Das sogenannte Büßergewand ist eine moderne Variante des Sündenbocks, auf den die gesamte Schuld und alles, was damit zusammenhängt, abgeladen wird. In meiner Praxis greife ich hin und wieder zu diesem Hilfsmittel: Man besorgt sich einen bodenlangen Mantel oder ein Kleid und malt, schreibt, heftet, näht, stickt symbolische Zeichen für sämtliche Gemeinheiten darauf, die einem je im Leben zu schaffen gemacht haben. All die unvergessenen Beleidigungen, Verletzungen, Schandtaten und Narben kommen auf das Gewand, auf daß sie für immer darauf haftenbleiben und »Buße tun«. Manche Frauen stellen ihr Büßergewand in ein, zwei Tagen fertig, andere brauchen Monate. Es ist enorm hilfreich und erlösend, wenn man alle Verletzungen, die man erfahren hat, auf einen willigen Gegenstand abladen kann. Das Ganze fing damit an, daß ich mir selbst einmal ein hochinteressantes, grellbuntes Büßergewand machte. Die Schleppe des zu dem Zweck auserkorenen Mantels war bald mit dermaßen viel Klüngel behaftet, daß drei oder mehr Grazien sie hinter mir hertragen mußten. Ich ging davon aus, daß ich einen beträchtlichen psychischen Abfallhaufen auf diese Weise loswerden und den Mantel zum Schluß zeremoniell verbrennen würde.
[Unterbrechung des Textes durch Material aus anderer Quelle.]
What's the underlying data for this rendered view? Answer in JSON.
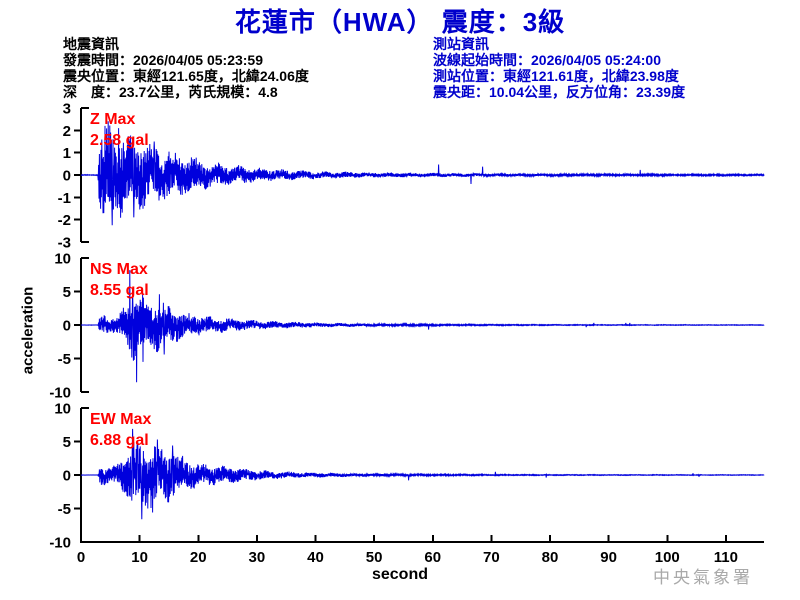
{
  "title": "花蓮市（HWA） 震度：3級",
  "earthquake_info": {
    "heading": "地震資訊",
    "line1": "發震時間：2026/04/05 05:23:59",
    "line2": "震央位置：東經121.65度，北緯24.06度",
    "line3": "深　度：23.7公里，芮氏規模：4.8"
  },
  "station_info": {
    "heading": "測站資訊",
    "line1": "波線起始時間：2026/04/05 05:24:00",
    "line2": "測站位置：東經121.61度，北緯23.98度",
    "line3": "震央距：10.04公里，反方位角：23.39度"
  },
  "watermark": "中央氣象署",
  "colors": {
    "title_blue": "#0000CC",
    "info_blue": "#0000CC",
    "trace_blue": "#0000DD",
    "max_red": "#FF0000",
    "axis_black": "#000000",
    "watermark_gray": "#A9A9A9"
  },
  "chart_data": {
    "type": "line",
    "xlabel": "second",
    "ylabel": "acceleration",
    "xlim": [
      0,
      116.5
    ],
    "xticks": [
      0,
      10,
      20,
      30,
      40,
      50,
      60,
      70,
      80,
      90,
      100,
      110
    ],
    "onset_s": 3.0,
    "channels": [
      {
        "id": "z",
        "max_label": "Z Max",
        "max_text": "2.58 gal",
        "max_gal": 2.58,
        "ylim": [
          -3,
          3
        ],
        "yticks": [
          3,
          2,
          1,
          0,
          -1,
          -2,
          -3
        ],
        "envelope": [
          [
            0,
            0.015
          ],
          [
            2.9,
            0.015
          ],
          [
            3.1,
            1.5
          ],
          [
            4,
            2.0
          ],
          [
            5,
            1.9
          ],
          [
            6,
            1.65
          ],
          [
            8,
            1.5
          ],
          [
            10,
            1.4
          ],
          [
            12,
            1.2
          ],
          [
            14,
            1.05
          ],
          [
            16,
            0.9
          ],
          [
            18,
            0.75
          ],
          [
            20,
            0.62
          ],
          [
            23,
            0.48
          ],
          [
            26,
            0.38
          ],
          [
            30,
            0.28
          ],
          [
            35,
            0.2
          ],
          [
            40,
            0.15
          ],
          [
            45,
            0.12
          ],
          [
            50,
            0.1
          ],
          [
            55,
            0.09
          ],
          [
            60,
            0.08
          ],
          [
            70,
            0.06
          ],
          [
            80,
            0.05
          ],
          [
            90,
            0.04
          ],
          [
            116,
            0.03
          ]
        ],
        "spikes": [
          [
            4.1,
            2.2
          ],
          [
            5.3,
            -2.25
          ],
          [
            6.4,
            2.1
          ],
          [
            9.0,
            -1.9
          ],
          [
            12.5,
            1.5
          ]
        ]
      },
      {
        "id": "ns",
        "max_label": "NS Max",
        "max_text": "8.55 gal",
        "max_gal": 8.55,
        "ylim": [
          -10,
          10
        ],
        "yticks": [
          10,
          5,
          0,
          -5,
          -10
        ],
        "envelope": [
          [
            0,
            0.02
          ],
          [
            2.9,
            0.02
          ],
          [
            3.1,
            1.0
          ],
          [
            4,
            1.3
          ],
          [
            5,
            1.1
          ],
          [
            6,
            1.2
          ],
          [
            7,
            1.8
          ],
          [
            8,
            3.3
          ],
          [
            9,
            4.4
          ],
          [
            10,
            4.2
          ],
          [
            11,
            3.4
          ],
          [
            12,
            3.0
          ],
          [
            13,
            3.5
          ],
          [
            14,
            3.0
          ],
          [
            15,
            2.5
          ],
          [
            16,
            2.2
          ],
          [
            18,
            1.7
          ],
          [
            20,
            1.35
          ],
          [
            22,
            1.1
          ],
          [
            25,
            0.9
          ],
          [
            28,
            0.7
          ],
          [
            30,
            0.58
          ],
          [
            35,
            0.42
          ],
          [
            40,
            0.32
          ],
          [
            45,
            0.24
          ],
          [
            50,
            0.18
          ],
          [
            55,
            0.14
          ],
          [
            60,
            0.11
          ],
          [
            70,
            0.08
          ],
          [
            80,
            0.06
          ],
          [
            90,
            0.05
          ],
          [
            116,
            0.04
          ]
        ],
        "spikes": [
          [
            8.3,
            8.2
          ],
          [
            9.5,
            -8.55
          ],
          [
            8.8,
            5.2
          ],
          [
            10.6,
            -5.5
          ],
          [
            13.4,
            4.6
          ],
          [
            14.2,
            -4.4
          ]
        ]
      },
      {
        "id": "ew",
        "max_label": "EW Max",
        "max_text": "6.88 gal",
        "max_gal": 6.88,
        "ylim": [
          -10,
          10
        ],
        "yticks": [
          10,
          5,
          0,
          -5,
          -10
        ],
        "envelope": [
          [
            0,
            0.02
          ],
          [
            2.9,
            0.02
          ],
          [
            3.1,
            1.2
          ],
          [
            4,
            1.4
          ],
          [
            5,
            1.1
          ],
          [
            6,
            1.4
          ],
          [
            7,
            2.1
          ],
          [
            8,
            3.3
          ],
          [
            9,
            4.3
          ],
          [
            10,
            3.8
          ],
          [
            11,
            4.1
          ],
          [
            12,
            4.3
          ],
          [
            13,
            3.9
          ],
          [
            14,
            3.4
          ],
          [
            15,
            3.6
          ],
          [
            16,
            3.0
          ],
          [
            17,
            2.6
          ],
          [
            18,
            2.1
          ],
          [
            20,
            1.65
          ],
          [
            22,
            1.3
          ],
          [
            25,
            1.05
          ],
          [
            28,
            0.8
          ],
          [
            30,
            0.65
          ],
          [
            33,
            0.5
          ],
          [
            36,
            0.4
          ],
          [
            40,
            0.32
          ],
          [
            45,
            0.24
          ],
          [
            50,
            0.18
          ],
          [
            55,
            0.14
          ],
          [
            60,
            0.11
          ],
          [
            70,
            0.08
          ],
          [
            80,
            0.06
          ],
          [
            90,
            0.05
          ],
          [
            116,
            0.04
          ]
        ],
        "spikes": [
          [
            8.8,
            6.88
          ],
          [
            10.4,
            -6.6
          ],
          [
            9.6,
            5.1
          ],
          [
            12.2,
            -5.6
          ],
          [
            13.0,
            5.3
          ],
          [
            15.6,
            4.4
          ],
          [
            11.4,
            -5.0
          ]
        ]
      }
    ]
  }
}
Aber, was soll ich sagen? Der Mantel
hing wie eine schaurig-schöne Trophäe in meinem Flur, und wenn ich daran vorbeiging, fühlte ich mich nicht etwa unangenehm berührt, sondern ermuntert und froh.
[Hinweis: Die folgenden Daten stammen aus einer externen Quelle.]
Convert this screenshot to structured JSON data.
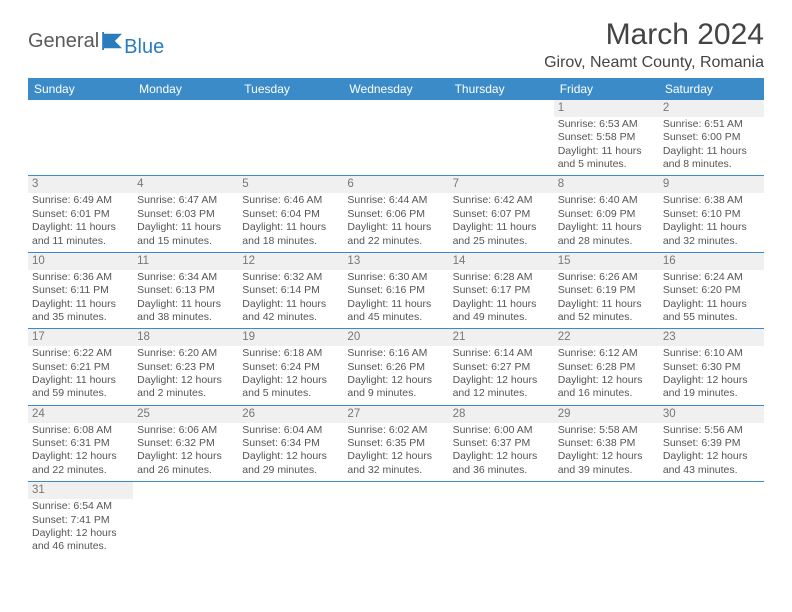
{
  "logo": {
    "text1": "General",
    "text2": "Blue"
  },
  "title": "March 2024",
  "location": "Girov, Neamt County, Romania",
  "colors": {
    "header_bg": "#3b8bc9",
    "header_fg": "#ffffff",
    "daynum_bg": "#f0f0f0",
    "text": "#555555",
    "rule": "#3b8bc9"
  },
  "day_headers": [
    "Sunday",
    "Monday",
    "Tuesday",
    "Wednesday",
    "Thursday",
    "Friday",
    "Saturday"
  ],
  "weeks": [
    [
      null,
      null,
      null,
      null,
      null,
      {
        "n": "1",
        "sr": "6:53 AM",
        "ss": "5:58 PM",
        "dl": "11 hours and 5 minutes."
      },
      {
        "n": "2",
        "sr": "6:51 AM",
        "ss": "6:00 PM",
        "dl": "11 hours and 8 minutes."
      }
    ],
    [
      {
        "n": "3",
        "sr": "6:49 AM",
        "ss": "6:01 PM",
        "dl": "11 hours and 11 minutes."
      },
      {
        "n": "4",
        "sr": "6:47 AM",
        "ss": "6:03 PM",
        "dl": "11 hours and 15 minutes."
      },
      {
        "n": "5",
        "sr": "6:46 AM",
        "ss": "6:04 PM",
        "dl": "11 hours and 18 minutes."
      },
      {
        "n": "6",
        "sr": "6:44 AM",
        "ss": "6:06 PM",
        "dl": "11 hours and 22 minutes."
      },
      {
        "n": "7",
        "sr": "6:42 AM",
        "ss": "6:07 PM",
        "dl": "11 hours and 25 minutes."
      },
      {
        "n": "8",
        "sr": "6:40 AM",
        "ss": "6:09 PM",
        "dl": "11 hours and 28 minutes."
      },
      {
        "n": "9",
        "sr": "6:38 AM",
        "ss": "6:10 PM",
        "dl": "11 hours and 32 minutes."
      }
    ],
    [
      {
        "n": "10",
        "sr": "6:36 AM",
        "ss": "6:11 PM",
        "dl": "11 hours and 35 minutes."
      },
      {
        "n": "11",
        "sr": "6:34 AM",
        "ss": "6:13 PM",
        "dl": "11 hours and 38 minutes."
      },
      {
        "n": "12",
        "sr": "6:32 AM",
        "ss": "6:14 PM",
        "dl": "11 hours and 42 minutes."
      },
      {
        "n": "13",
        "sr": "6:30 AM",
        "ss": "6:16 PM",
        "dl": "11 hours and 45 minutes."
      },
      {
        "n": "14",
        "sr": "6:28 AM",
        "ss": "6:17 PM",
        "dl": "11 hours and 49 minutes."
      },
      {
        "n": "15",
        "sr": "6:26 AM",
        "ss": "6:19 PM",
        "dl": "11 hours and 52 minutes."
      },
      {
        "n": "16",
        "sr": "6:24 AM",
        "ss": "6:20 PM",
        "dl": "11 hours and 55 minutes."
      }
    ],
    [
      {
        "n": "17",
        "sr": "6:22 AM",
        "ss": "6:21 PM",
        "dl": "11 hours and 59 minutes."
      },
      {
        "n": "18",
        "sr": "6:20 AM",
        "ss": "6:23 PM",
        "dl": "12 hours and 2 minutes."
      },
      {
        "n": "19",
        "sr": "6:18 AM",
        "ss": "6:24 PM",
        "dl": "12 hours and 5 minutes."
      },
      {
        "n": "20",
        "sr": "6:16 AM",
        "ss": "6:26 PM",
        "dl": "12 hours and 9 minutes."
      },
      {
        "n": "21",
        "sr": "6:14 AM",
        "ss": "6:27 PM",
        "dl": "12 hours and 12 minutes."
      },
      {
        "n": "22",
        "sr": "6:12 AM",
        "ss": "6:28 PM",
        "dl": "12 hours and 16 minutes."
      },
      {
        "n": "23",
        "sr": "6:10 AM",
        "ss": "6:30 PM",
        "dl": "12 hours and 19 minutes."
      }
    ],
    [
      {
        "n": "24",
        "sr": "6:08 AM",
        "ss": "6:31 PM",
        "dl": "12 hours and 22 minutes."
      },
      {
        "n": "25",
        "sr": "6:06 AM",
        "ss": "6:32 PM",
        "dl": "12 hours and 26 minutes."
      },
      {
        "n": "26",
        "sr": "6:04 AM",
        "ss": "6:34 PM",
        "dl": "12 hours and 29 minutes."
      },
      {
        "n": "27",
        "sr": "6:02 AM",
        "ss": "6:35 PM",
        "dl": "12 hours and 32 minutes."
      },
      {
        "n": "28",
        "sr": "6:00 AM",
        "ss": "6:37 PM",
        "dl": "12 hours and 36 minutes."
      },
      {
        "n": "29",
        "sr": "5:58 AM",
        "ss": "6:38 PM",
        "dl": "12 hours and 39 minutes."
      },
      {
        "n": "30",
        "sr": "5:56 AM",
        "ss": "6:39 PM",
        "dl": "12 hours and 43 minutes."
      }
    ],
    [
      {
        "n": "31",
        "sr": "6:54 AM",
        "ss": "7:41 PM",
        "dl": "12 hours and 46 minutes."
      },
      null,
      null,
      null,
      null,
      null,
      null
    ]
  ],
  "labels": {
    "sunrise": "Sunrise:",
    "sunset": "Sunset:",
    "daylight": "Daylight:"
  }
}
Ich war stolz auf mich, daß ich all die hier verewigte Schmach und Schande ertragen hatte, und dennoch »auf allen vieren stand und neuen Entdeckungen immer noch schwanzwedelnd entgegenblickte«. Den Frauen in meiner Praxis ging es genauso. Keine hat ihr Büßergewand bis heute eingeäschert. Im Gegenteil, der Sündenbock wird in all seiner Schaurigkeit an einem prominenten Platz ausgestellt, wie die prächtigen Rüstungen von Samurais auf dem Flughafen von Los Angeles. Wir nennen das Büßergewand oft auch »unsere Kriegsrüstung«, weil es von unserer Ausdauer und Kraft angesichts so vieler Niederlagen, Ablenkungsversuche und Kampfverletzungen berichtet.

Außerdem zählen wir unser Alter nicht länger in Jahren, sondern in Kampfnarben.
Wenn die Leute mich fragen, wie alt ich bin, dann sage ich: »Siebzehn Kampfnarben alt«. Gewöhnlich stoße ich auf sofortiges Verständnis; die Leute fangen an, ihre eigenen Narben an den Fingern abzuzählen, um mir ihr derzeitiges Alter mitteilen zu können. Die Lakota-Indianer malen die einschneidenden Erlebnisse ihres Stammes auf Tierhäute; die Ägypter benutzten Hieroglyphen, um von ihren Triumphen und Niederlagen zu erzählen.
Manche Frauen von heute hinterlassen ein Büßergewand, eine buntbestickte Kriegsrüstung, an deren Sinn und Ursprung die Archäologen der Zukunft herumrätseln können. Apropos Ursprung:

Falls jemand uns die Frage stellt, welcher Nation oder welchem Volksstamm wir angehören,
lächeln wir nur noch rätselhaft und antworten: "Ich bin ein Mitglied des Narbenklans".